Porträt Albrecht Müller: Lafontaine-Freund wirft Gysi "mangelnde Solidarität" vor
Der Publizist Albrecht Müller arbeitete früher für Willy Brandt und Helmut Schmidt. Mit der heutigen SPD hat er fast nichts mehr am Hut. Mit Oskar Lafontaine versteht er sich gut - aber noch lange nicht mit Gregor Gysi.
Sie sind dicke Kumpels, Albrecht Müller und Oskar Lafontaine. Am 12. November 2009 ließ es sich der damalige Linken-Chef nicht nehmen, für seinen Freund Müller, einen an der SPD verzweifelten Sozialdemokraten, dessen neues Buch „Meinungsmache“ vorzustellen. Obwohl ihm, nicht aber der Öffentlichkeit bekannt war, dass er an Krebs erkrankt ist. Beide saßen damals auf einem Podium in der Berliner Kulturbrauerei und spielten sich die Bälle zu. Müller sagte, Lafontaines Botschaften würden mit „vielfältiger und massiver Agitation“ verdreht. Und Lafontaine sagte, die SPD habe „viel Scheiße“ gebaut.
Man muss das wissen, wenn man in diesen Tagen nach der Wahl die Einträge Müllers auf den „Nachdenkseiten“ liest, einem von ihm gegründeten Online-Portal mit angeblich 60 000 Besucher täglich. Müller war früher Planungschef der SPD-Bundeskanzler Willy Brandt und Helmut Schmidt.
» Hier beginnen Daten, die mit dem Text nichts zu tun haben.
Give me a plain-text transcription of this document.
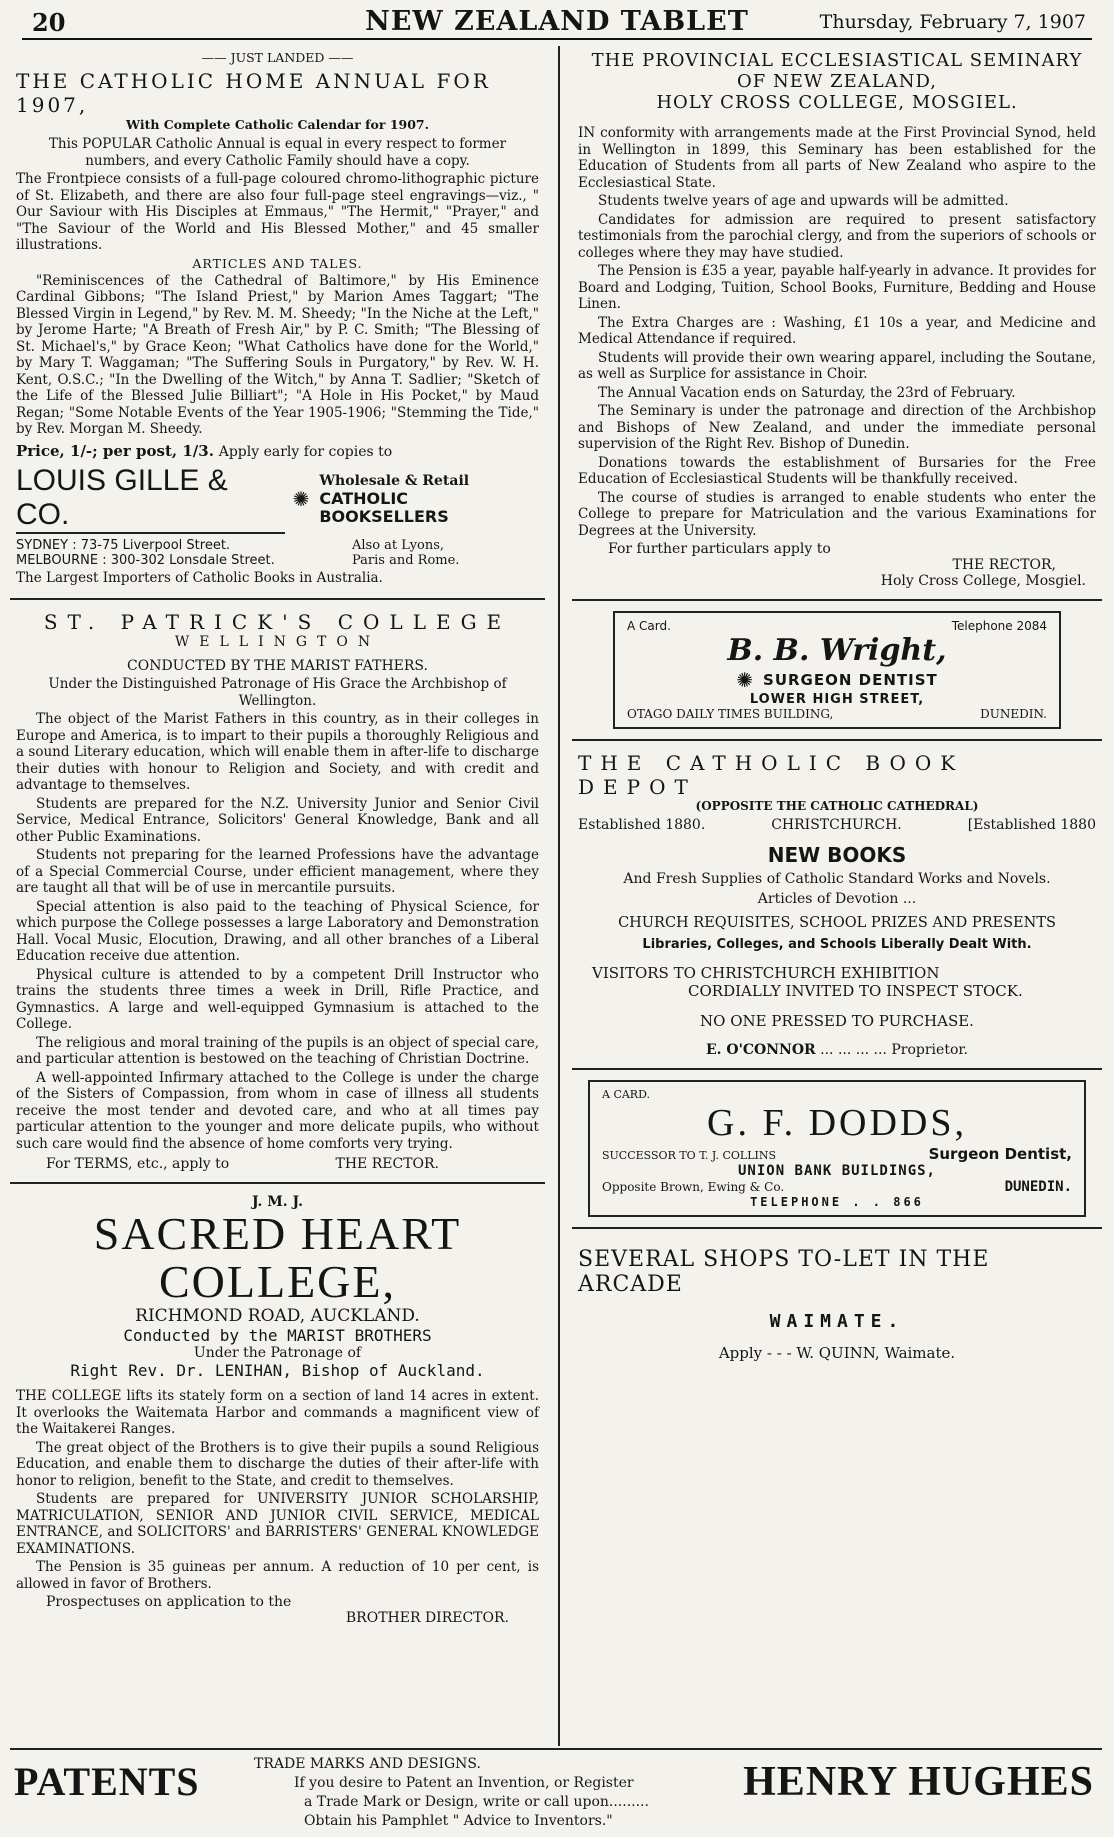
20	NEW ZEALAND TABLET	Thursday, February 7, 1907
—— JUST LANDED ——
THE CATHOLIC HOME ANNUAL FOR 1907,
With Complete Catholic Calendar for 1907.

This POPULAR Catholic Annual is equal in every respect to former numbers, and every Catholic Family should have a copy.

The Frontpiece consists of a full-page coloured chromo-lithographic picture of St. Elizabeth, and there are also four full-page steel engravings—viz., " Our Saviour with His Disciples at Emmaus," "The Hermit," "Prayer," and "The Saviour of the World and His Blessed Mother," and 45 smaller illustrations.

ARTICLES AND TALES.

"Reminiscences of the Cathedral of Baltimore," by His Eminence Cardinal Gibbons; "The Island Priest," by Marion Ames Taggart; "The Blessed Virgin in Legend," by Rev. M. M. Sheedy; "In the Niche at the Left," by Jerome Harte; "A Breath of Fresh Air," by P. C. Smith; "The Blessing of St. Michael's," by Grace Keon; "What Catholics have done for the World," by Mary T. Waggaman; "The Suffering Souls in Purgatory," by Rev. W. H. Kent, O.S.C.; "In the Dwelling of the Witch," by Anna T. Sadlier; "Sketch of the Life of the Blessed Julie Billiart"; "A Hole in His Pocket," by Maud Regan; "Some Notable Events of the Year 1905-1906; "Stemming the Tide," by Rev. Morgan M. Sheedy.

Price, 1/-; per post, 1/3. Apply early for copies to
LOUIS GILLE & CO.	✺
Wholesale & Retail
CATHOLIC BOOKSELLERS
SYDNEY : 73-75 Liverpool Street.
MELBOURNE : 300-302 Lonsdale Street.
Also at Lyons,
Paris and Rome.

The Largest Importers of Catholic Books in Australia.

ST. PATRICK'S COLLEGE
WELLINGTON
CONDUCTED BY THE MARIST FATHERS.

Under the Distinguished Patronage of His Grace the Archbishop of Wellington.

The object of the Marist Fathers in this country, as in their colleges in Europe and America, is to impart to their pupils a thoroughly Religious and a sound Literary education, which will enable them in after-life to discharge their duties with honour to Religion and Society, and with credit and advantage to themselves.

Students are prepared for the N.Z. University Junior and Senior Civil Service, Medical Entrance, Solicitors' General Knowledge, Bank and all other Public Examinations.

Students not preparing for the learned Professions have the advantage of a Special Commercial Course, under efficient management, where they are taught all that will be of use in mercantile pursuits.

Special attention is also paid to the teaching of Physical Science, for which purpose the College possesses a large Laboratory and Demonstration Hall. Vocal Music, Elocution, Drawing, and all other branches of a Liberal Education receive due attention.

Physical culture is attended to by a competent Drill Instructor who trains the students three times a week in Drill, Rifle Practice, and Gymnastics. A large and well-equipped Gymnasium is attached to the College.

The religious and moral training of the pupils is an object of special care, and particular attention is bestowed on the teaching of Christian Doctrine.

A well-appointed Infirmary attached to the College is under the charge of the Sisters of Compassion, from whom in case of illness all students receive the most tender and devoted care, and who at all times pay particular attention to the younger and more delicate pupils, who without such care would find the absence of home comforts very trying.

For TERMS, etc., apply to	THE RECTOR.
J. M. J.
SACRED HEART COLLEGE,
RICHMOND ROAD, AUCKLAND.
Conducted by the MARIST BROTHERS
Under the Patronage of
Right Rev. Dr. LENIHAN, Bishop of Auckland.

THE COLLEGE lifts its stately form on a section of land 14 acres in extent. It overlooks the Waitemata Harbor and commands a magnificent view of the Waitakerei Ranges.

The great object of the Brothers is to give their pupils a sound Religious Education, and enable them to discharge the duties of their after-life with honor to religion, benefit to the State, and credit to themselves.

Students are prepared for UNIVERSITY JUNIOR SCHOLARSHIP, MATRICULATION, SENIOR AND JUNIOR CIVIL SERVICE, MEDICAL ENTRANCE, and SOLICITORS' and BARRISTERS' GENERAL KNOWLEDGE EXAMINATIONS.

The Pension is 35 guineas per annum. A reduction of 10 per cent, is allowed in favor of Brothers.

Prospectuses on application to the
BROTHER DIRECTOR.
THE PROVINCIAL ECCLESIASTICAL SEMINARY
OF NEW ZEALAND,
HOLY CROSS COLLEGE, MOSGIEL.

IN conformity with arrangements made at the First Provincial Synod, held in Wellington in 1899, this Seminary has been established for the Education of Students from all parts of New Zealand who aspire to the Ecclesiastical State.

Students twelve years of age and upwards will be admitted.

Candidates for admission are required to present satisfactory testimonials from the parochial clergy, and from the superiors of schools or colleges where they may have studied.

The Pension is £35 a year, payable half-yearly in advance. It provides for Board and Lodging, Tuition, School Books, Furniture, Bedding and House Linen.

The Extra Charges are : Washing, £1 10s a year, and Medicine and Medical Attendance if required.

Students will provide their own wearing apparel, including the Soutane, as well as Surplice for assistance in Choir.

The Annual Vacation ends on Saturday, the 23rd of February.

The Seminary is under the patronage and direction of the Archbishop and Bishops of New Zealand, and under the immediate personal supervision of the Right Rev. Bishop of Dunedin.

Donations towards the establishment of Bursaries for the Free Education of Ecclesiastical Students will be thankfully received.

The course of studies is arranged to enable students who enter the College to prepare for Matriculation and the various Examinations for Degrees at the University.

For further particulars apply to
THE RECTOR,
Holy Cross College, Mosgiel.
A Card.	Telephone 2084
B. B. Wright,
✺ SURGEON DENTIST
LOWER HIGH STREET,
OTAGO DAILY TIMES BUILDING,	DUNEDIN.
THE CATHOLIC BOOK DEPOT
(OPPOSITE THE CATHOLIC CATHEDRAL)
Established 1880.	CHRISTCHURCH.	[Established 1880
NEW BOOKS
And Fresh Supplies of Catholic Standard Works and Novels.
Articles of Devotion ...
CHURCH REQUISITES, SCHOOL PRIZES AND PRESENTS
Libraries, Colleges, and Schools Liberally Dealt With.
VISITORS TO CHRISTCHURCH EXHIBITION
CORDIALLY INVITED TO INSPECT STOCK.
NO ONE PRESSED TO PURCHASE.
E. O'CONNOR ... ... ... ... Proprietor.
A CARD.
G. F. DODDS,
SUCCESSOR TO T. J. COLLINS	Surgeon Dentist,
UNION BANK BUILDINGS,
Opposite Brown, Ewing & Co.	DUNEDIN.
TELEPHONE . . 866
SEVERAL SHOPS TO-LET IN THE ARCADE
WAIMATE.
Apply - - - W. QUINN, Waimate.
PATENTS	TRADE MARKS AND DESIGNS.

If you desire to Patent an Invention, or Register

a Trade Mark or Design, write or call upon.........

Obtain his Pamphlet " Advice to Inventors."

HENRY HUGHES
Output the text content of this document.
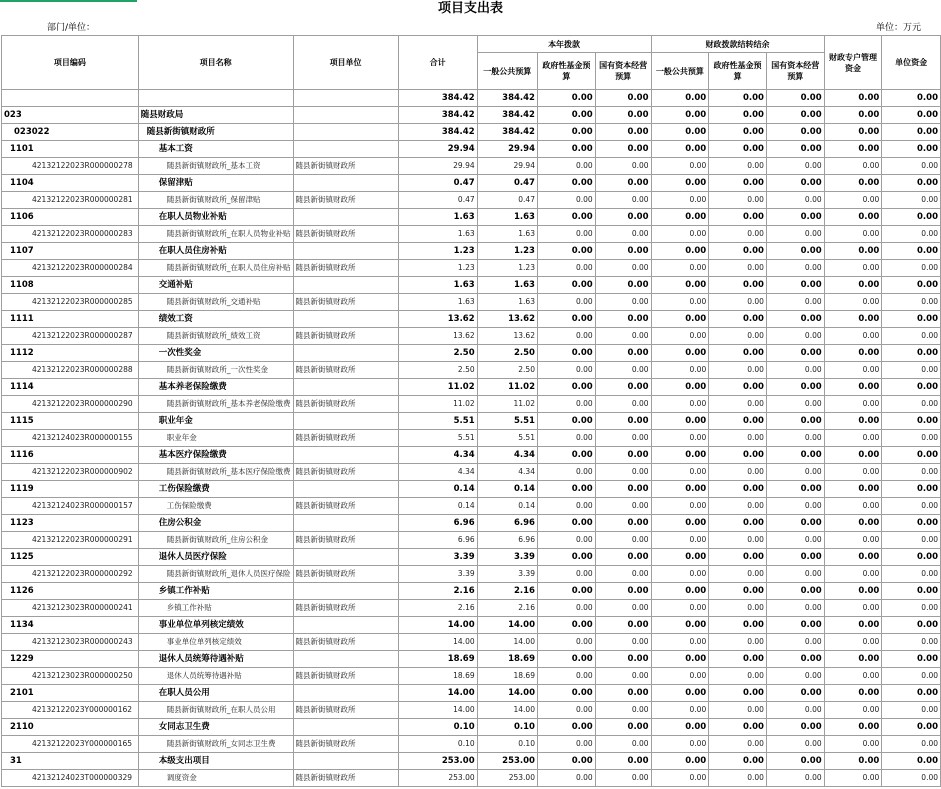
项目支出表
部门/单位：	单位：万元
项目编码	项目名称	项目单位	合计	本年拨款			财政拨款结转结余			财政专户管理资金	单位资金
				一般公共预算	政府性基金预算	国有资本经营预算	一般公共预算	政府性基金预算	国有资本经营预算		
			384.42	384.42	0.00	0.00	0.00	0.00	0.00	0.00	0.00
023	随县财政局		384.42	384.42	0.00	0.00	0.00	0.00	0.00	0.00	0.00
023022	随县新街镇财政所		384.42	384.42	0.00	0.00	0.00	0.00	0.00	0.00	0.00
1101	基本工资		29.94	29.94	0.00	0.00	0.00	0.00	0.00	0.00	0.00
42132122023R000000278	随县新街镇财政所_基本工资	随县新街镇财政所	29.94	29.94	0.00	0.00	0.00	0.00	0.00	0.00	0.00
1104	保留津贴		0.47	0.47	0.00	0.00	0.00	0.00	0.00	0.00	0.00
42132122023R000000281	随县新街镇财政所_保留津贴	随县新街镇财政所	0.47	0.47	0.00	0.00	0.00	0.00	0.00	0.00	0.00
1106	在职人员物业补贴		1.63	1.63	0.00	0.00	0.00	0.00	0.00	0.00	0.00
42132122023R000000283	随县新街镇财政所_在职人员物业补贴	随县新街镇财政所	1.63	1.63	0.00	0.00	0.00	0.00	0.00	0.00	0.00
1107	在职人员住房补贴		1.23	1.23	0.00	0.00	0.00	0.00	0.00	0.00	0.00
42132122023R000000284	随县新街镇财政所_在职人员住房补贴	随县新街镇财政所	1.23	1.23	0.00	0.00	0.00	0.00	0.00	0.00	0.00
1108	交通补贴		1.63	1.63	0.00	0.00	0.00	0.00	0.00	0.00	0.00
42132122023R000000285	随县新街镇财政所_交通补贴	随县新街镇财政所	1.63	1.63	0.00	0.00	0.00	0.00	0.00	0.00	0.00
1111	绩效工资		13.62	13.62	0.00	0.00	0.00	0.00	0.00	0.00	0.00
42132122023R000000287	随县新街镇财政所_绩效工资	随县新街镇财政所	13.62	13.62	0.00	0.00	0.00	0.00	0.00	0.00	0.00
1112	一次性奖金		2.50	2.50	0.00	0.00	0.00	0.00	0.00	0.00	0.00
42132122023R000000288	随县新街镇财政所_一次性奖金	随县新街镇财政所	2.50	2.50	0.00	0.00	0.00	0.00	0.00	0.00	0.00
1114	基本养老保险缴费		11.02	11.02	0.00	0.00	0.00	0.00	0.00	0.00	0.00
42132122023R000000290	随县新街镇财政所_基本养老保险缴费	随县新街镇财政所	11.02	11.02	0.00	0.00	0.00	0.00	0.00	0.00	0.00
1115	职业年金		5.51	5.51	0.00	0.00	0.00	0.00	0.00	0.00	0.00
42132124023R000000155	职业年金	随县新街镇财政所	5.51	5.51	0.00	0.00	0.00	0.00	0.00	0.00	0.00
1116	基本医疗保险缴费		4.34	4.34	0.00	0.00	0.00	0.00	0.00	0.00	0.00
42132122023R000000902	随县新街镇财政所_基本医疗保险缴费	随县新街镇财政所	4.34	4.34	0.00	0.00	0.00	0.00	0.00	0.00	0.00
1119	工伤保险缴费		0.14	0.14	0.00	0.00	0.00	0.00	0.00	0.00	0.00
42132124023R000000157	工伤保险缴费	随县新街镇财政所	0.14	0.14	0.00	0.00	0.00	0.00	0.00	0.00	0.00
1123	住房公积金		6.96	6.96	0.00	0.00	0.00	0.00	0.00	0.00	0.00
42132122023R000000291	随县新街镇财政所_住房公积金	随县新街镇财政所	6.96	6.96	0.00	0.00	0.00	0.00	0.00	0.00	0.00
1125	退休人员医疗保险		3.39	3.39	0.00	0.00	0.00	0.00	0.00	0.00	0.00
42132122023R000000292	随县新街镇财政所_退休人员医疗保险	随县新街镇财政所	3.39	3.39	0.00	0.00	0.00	0.00	0.00	0.00	0.00
1126	乡镇工作补贴		2.16	2.16	0.00	0.00	0.00	0.00	0.00	0.00	0.00
42132123023R000000241	乡镇工作补贴	随县新街镇财政所	2.16	2.16	0.00	0.00	0.00	0.00	0.00	0.00	0.00
1134	事业单位单列核定绩效		14.00	14.00	0.00	0.00	0.00	0.00	0.00	0.00	0.00
42132123023R000000243	事业单位单列核定绩效	随县新街镇财政所	14.00	14.00	0.00	0.00	0.00	0.00	0.00	0.00	0.00
1229	退休人员统筹待遇补贴		18.69	18.69	0.00	0.00	0.00	0.00	0.00	0.00	0.00
42132123023R000000250	退休人员统筹待遇补贴	随县新街镇财政所	18.69	18.69	0.00	0.00	0.00	0.00	0.00	0.00	0.00
2101	在职人员公用		14.00	14.00	0.00	0.00	0.00	0.00	0.00	0.00	0.00
42132122023Y000000162	随县新街镇财政所_在职人员公用	随县新街镇财政所	14.00	14.00	0.00	0.00	0.00	0.00	0.00	0.00	0.00
2110	女同志卫生费		0.10	0.10	0.00	0.00	0.00	0.00	0.00	0.00	0.00
42132122023Y000000165	随县新街镇财政所_女同志卫生费	随县新街镇财政所	0.10	0.10	0.00	0.00	0.00	0.00	0.00	0.00	0.00
31	本级支出项目		253.00	253.00	0.00	0.00	0.00	0.00	0.00	0.00	0.00
42132124023T000000329	调度资金	随县新街镇财政所	253.00	253.00	0.00	0.00	0.00	0.00	0.00	0.00	0.00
Jetzt seien seine „Nachdenkseiten“ „eine Fundgrube für alle, die noch immer der Ansicht sind, dass ihr Kopf auch andere Meinungen aushält“, schrieb kürzlich Josef-Otto Freudenreich in der Wochenzeitung „Kontext“. Müller sei zwar noch in der SPD, aber nur „als Stachel in ihrem welken Fleisch“.
Müllers „andere Meinungen“ muss derweil gerade vornehmlich einer aushalten: Gregor Gysi, Spitzenkandidat der Linken bei der Wahl – und, da ist wohl nichts mehr zu kitten, Kontrahent des ehemaligen Vorsitzenden Lafontaine. Am Tag nach der Wahl schrieb Müller, die Konzentration der Linken im Wahlkampf auf Gysi „hat ihm seelisch sicher gut getan“. Von wahlstrategischer Relevanz dürfe eine solche „therapeutische Erwägung“ allerdings nicht sein. Tags darauf legte der Publizist nach, warf dem Fraktionschef „Feindseligkeit“ gegenüber Lafontaine vor und behauptete „mangelnde Solidarität und Einsicht des Pragmatikers Gysi“.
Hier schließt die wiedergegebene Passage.